We did the requisite trips to see the memorials and monuments. The Washington Monument reflecting on the water is still incredible, and the Lincoln Memorial still takes my breath away. The sight of the White House, lit at night, is a truly patriotic thing no matter what political party you belong to. I’ve stood there with Democrats and Republicans in power, and the effect is still the same, pure awe and respect. The National Museum of Natural History is still amazing. Fully assembled dinosaur bones, full-sized African elephants, whales suspended from the ceiling, and all. That particular museum, and my childhood memories, combined with my more recent trips as a researcher relegated to the collections stored in the catacombs in the basement of this fine institution, was my main motivation for the trip.

But, this time, with my kids, the site I found most moving was standing beneath the space shuttle Endeavor in the Air and Space Museum.

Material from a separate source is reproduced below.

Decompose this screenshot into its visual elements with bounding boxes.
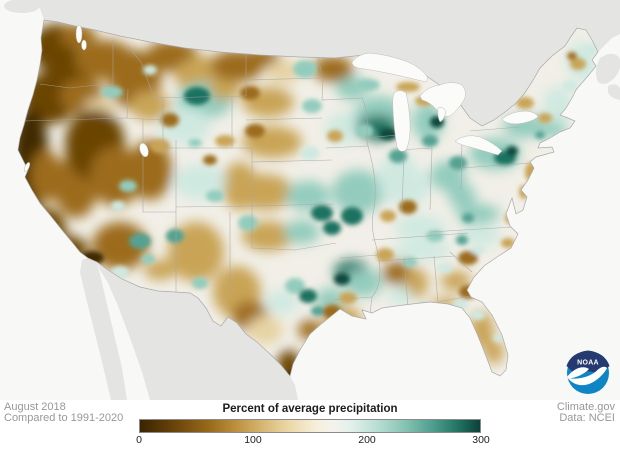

The Endeavor never actually went into space, it was set up as a training shuttle. But, the sheer intensity of this actual ship literally inches from my face was almost heart-stopping. The strides we have made in this particular area of science are truly awesome. The mistakes…devastating. I remember sitting in my classroom in elementary school as the first civilian went into space, a teacher no less. This was to be a momentous day! There was a television brought into every classroom. We were glued to the broadcast. And, then, the worst possible thing happened. The spacecraft exploded, as we all watched. I knew it was awful, but I was too young to comprehend that the unimaginable had just happened. My teachers openly wept. I thought of this as I looked at the Endeavor.

And, what brought tears to my eyes, holding my son’s hand in the same museum, was standing under the Enola Gay and explaining to him the significance of that particular airplane, which, I am proud to say, I remembered without reading the elegantly framed placard in front of me. The payload of the Enola Gay represented the single most significant scientific accomplishment of the day. An accomplishment that was simultaneously the most devastating known to man, and subsequently brought an end to a World War.

The Air and Space Museum was always my father’s favorite museum. He is an engineer. I thought it made sense given his career. Now, however, I understand it from the perspective of a parent. The Air and Space Museum, like no other, represents the amazing strides we have made as a human race, and all that we hope will come to be in our children’s lifetimes, and their children’s lifetimes. We hope the science will be used for good; to find a cure for cancer, to end world hunger, to create world peace. Science can be also devastating. I lived in fear of a nuclear holocaust as a child. Global warming now haunts my children. And global warming is, in fact, the product of science run amok.

For better or for worse, science holds the key to the future. When I was a child I think we trusted that science would always make life better. Or at least I saw the world that way, through the eyes of a child. Now, I can only hope that science holds the promise of a great life for our children and grandchildren. We have seen the devastation that can be wrought. Yet, we hope that humanity will prevail and rational minds will guide science so that life for our children is better than we have now. That is all we ever want as parents.